Du mouvement pour émouvoir. Portrait du «circographe» Alexander Vantournhout

Par Mia Vaerman, traduit par Emilie Syssau
9 juillet 2020 9 min. temps de lecture

Que nous donne donc à voir Alexander Vantournhout? De la danse, du cirque, de l’acrobatie ou des performances? Ses spectacles portent l’empreinte de diverses disciplines et sont une exploration incessante des possibilités du corps. Et, bien que leur réalisation soit précédée d’une étude approfondie, il en ressort une certaine légèreté. Portrait de cet insaisissable créateur débordant de vie.

«Est-ce que ça sonne très technique?», demande Alexander Vantournhout (°1989) quand je lui jette un regard interrogateur à propos du mot circographe, le terme qu’il emploie pour se décrire. «C’est toujours comme ça avec les mots nouveaux. Ça fait longtemps que chorégraphe ne semble plus si technique», commente-t-il. Ses spectacles ne s’inscrivent pas vraiment dans l’esthétique de la danse contemporaine, mais peuvent tout aussi peu être estampillés «numéros de cirque». Une nouvelle désignation s’impose donc.

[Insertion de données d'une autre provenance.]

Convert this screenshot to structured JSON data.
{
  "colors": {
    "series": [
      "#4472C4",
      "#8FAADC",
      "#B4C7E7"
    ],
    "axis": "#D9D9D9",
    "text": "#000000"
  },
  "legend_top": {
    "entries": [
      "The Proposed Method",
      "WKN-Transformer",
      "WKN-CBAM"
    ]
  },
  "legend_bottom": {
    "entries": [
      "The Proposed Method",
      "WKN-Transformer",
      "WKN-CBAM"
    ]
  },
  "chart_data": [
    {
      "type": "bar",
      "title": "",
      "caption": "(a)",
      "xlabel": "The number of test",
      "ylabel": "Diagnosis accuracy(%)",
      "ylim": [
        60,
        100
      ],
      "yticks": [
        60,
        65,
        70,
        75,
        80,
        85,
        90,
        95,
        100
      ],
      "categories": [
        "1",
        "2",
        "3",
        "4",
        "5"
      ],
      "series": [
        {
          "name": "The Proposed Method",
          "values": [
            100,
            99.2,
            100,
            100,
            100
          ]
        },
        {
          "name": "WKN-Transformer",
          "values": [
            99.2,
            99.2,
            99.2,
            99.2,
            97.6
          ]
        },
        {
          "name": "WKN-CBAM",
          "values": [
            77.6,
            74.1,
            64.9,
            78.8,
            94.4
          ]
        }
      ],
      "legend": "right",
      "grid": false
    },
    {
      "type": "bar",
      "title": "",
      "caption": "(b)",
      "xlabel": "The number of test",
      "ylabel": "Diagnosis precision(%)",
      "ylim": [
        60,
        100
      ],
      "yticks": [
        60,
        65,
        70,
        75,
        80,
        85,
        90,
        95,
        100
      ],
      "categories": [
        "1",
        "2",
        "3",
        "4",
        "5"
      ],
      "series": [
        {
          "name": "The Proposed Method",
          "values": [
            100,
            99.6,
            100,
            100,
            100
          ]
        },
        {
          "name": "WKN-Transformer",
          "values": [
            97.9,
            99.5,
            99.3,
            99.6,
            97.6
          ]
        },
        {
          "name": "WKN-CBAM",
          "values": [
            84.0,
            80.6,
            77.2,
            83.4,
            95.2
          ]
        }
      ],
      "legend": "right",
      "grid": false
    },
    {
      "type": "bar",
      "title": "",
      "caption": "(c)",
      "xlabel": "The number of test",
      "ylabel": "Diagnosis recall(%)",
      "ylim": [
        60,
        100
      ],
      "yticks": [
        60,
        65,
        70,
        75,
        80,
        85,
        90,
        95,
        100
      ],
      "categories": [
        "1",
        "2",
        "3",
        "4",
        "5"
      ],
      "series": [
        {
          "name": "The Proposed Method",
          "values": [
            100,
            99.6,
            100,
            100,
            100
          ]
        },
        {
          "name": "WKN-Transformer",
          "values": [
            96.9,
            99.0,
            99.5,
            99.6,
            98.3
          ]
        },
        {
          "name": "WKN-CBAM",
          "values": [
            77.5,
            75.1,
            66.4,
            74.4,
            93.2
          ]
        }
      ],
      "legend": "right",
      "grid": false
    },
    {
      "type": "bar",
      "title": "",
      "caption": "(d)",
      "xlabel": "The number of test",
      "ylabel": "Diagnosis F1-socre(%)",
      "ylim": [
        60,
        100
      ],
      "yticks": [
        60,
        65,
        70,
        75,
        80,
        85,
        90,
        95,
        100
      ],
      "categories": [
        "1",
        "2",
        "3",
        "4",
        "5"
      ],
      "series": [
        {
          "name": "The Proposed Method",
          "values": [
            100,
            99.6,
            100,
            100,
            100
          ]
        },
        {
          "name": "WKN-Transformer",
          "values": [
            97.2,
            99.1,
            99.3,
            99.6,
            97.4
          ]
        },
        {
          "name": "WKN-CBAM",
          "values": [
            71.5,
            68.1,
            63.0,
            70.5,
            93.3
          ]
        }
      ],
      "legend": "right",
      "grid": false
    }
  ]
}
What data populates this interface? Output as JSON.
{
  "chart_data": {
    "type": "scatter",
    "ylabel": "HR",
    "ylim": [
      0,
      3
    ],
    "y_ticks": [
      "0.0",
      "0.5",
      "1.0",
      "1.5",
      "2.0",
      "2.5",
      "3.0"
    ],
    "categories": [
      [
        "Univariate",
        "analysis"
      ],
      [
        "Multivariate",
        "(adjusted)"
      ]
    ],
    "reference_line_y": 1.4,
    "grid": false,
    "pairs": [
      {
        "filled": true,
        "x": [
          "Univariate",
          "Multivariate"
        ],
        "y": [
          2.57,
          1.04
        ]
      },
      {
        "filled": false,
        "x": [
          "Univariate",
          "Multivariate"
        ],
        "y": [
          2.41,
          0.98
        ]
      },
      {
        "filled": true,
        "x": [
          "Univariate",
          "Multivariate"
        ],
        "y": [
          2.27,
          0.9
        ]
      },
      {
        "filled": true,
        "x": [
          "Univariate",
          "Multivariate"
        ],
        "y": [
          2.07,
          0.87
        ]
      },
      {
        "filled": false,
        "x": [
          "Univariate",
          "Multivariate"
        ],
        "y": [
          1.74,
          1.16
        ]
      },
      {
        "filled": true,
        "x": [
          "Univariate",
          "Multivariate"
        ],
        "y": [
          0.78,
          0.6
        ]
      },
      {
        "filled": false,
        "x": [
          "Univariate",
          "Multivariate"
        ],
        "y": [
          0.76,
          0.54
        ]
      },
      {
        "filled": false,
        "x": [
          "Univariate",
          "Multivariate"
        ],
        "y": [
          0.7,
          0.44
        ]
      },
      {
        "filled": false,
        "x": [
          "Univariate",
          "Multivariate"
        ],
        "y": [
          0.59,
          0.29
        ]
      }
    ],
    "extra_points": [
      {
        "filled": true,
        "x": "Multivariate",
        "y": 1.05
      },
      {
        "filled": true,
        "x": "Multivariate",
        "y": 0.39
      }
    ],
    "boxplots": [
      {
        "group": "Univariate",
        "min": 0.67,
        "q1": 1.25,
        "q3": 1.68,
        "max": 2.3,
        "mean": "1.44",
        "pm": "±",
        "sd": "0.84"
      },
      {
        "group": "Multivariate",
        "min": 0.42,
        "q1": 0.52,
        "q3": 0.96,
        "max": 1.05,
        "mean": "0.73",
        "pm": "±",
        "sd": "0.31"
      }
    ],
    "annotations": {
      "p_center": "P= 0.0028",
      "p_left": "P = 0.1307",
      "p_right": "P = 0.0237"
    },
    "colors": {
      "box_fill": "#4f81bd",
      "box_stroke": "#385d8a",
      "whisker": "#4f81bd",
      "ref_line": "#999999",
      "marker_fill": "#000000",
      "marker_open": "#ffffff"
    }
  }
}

Exploration du mouvement pourrait en rendre compte: Vantournhout cherche en effet de nouvelles manières hors normes de se mettre en scène, de mettre en scène danseurs et circassiens. Mais cette expression occulte le plaisir et la subtile émotion qu’éprouve le spectateur. Circographie, alors?

Une insatiable curiosité

Originaire de Roulers, en Flandre-Occidentale, Alexander Vantournhout habite depuis onze ans à Bruxelles. Sa jeunesse est une succession de toutes sortes d’activités physiques – à commencer par la gymnastique de compétition (vingt heures par semaine). Mais à l’âge de dix-sept ans, il s’imagine footballeur professionnel. Puis il suit une formation de bachelier en cirque contemporain à l’ESAC (École supérieure des arts du cirque à Bruxelles), avant d’intégrer la formation de danse de P.A.R.T.S. (l’école de danse d’Anne Teresa De Keersmaeker). Dans le même temps, il brigue un diplôme de bachelier en sciences du sport à la Vrije Universiteit Brussel (un mauvais choix, estime-t-il à présent) puis prend des cours à l’école du mime Lecocq (« il y avait un bon professeur là-bas »).

Depuis lors, il continue à se mouvoir et à apprendre – cela saute aux yeux quand il parle de sa pratique artistique. Judo, yoga, musculation, lutte, et d’autres disciplines encore, viennent progressivement s’y ajouter. Sa curiosité est insatiable, tout comme sa quête incessante des possibilités du corps: «Je rêve mouvement.» Il aimerait créer un langage cinétique différent pour chaque spectacle, dit-il, tout en ajoutant que ce n’est probablement pas possible.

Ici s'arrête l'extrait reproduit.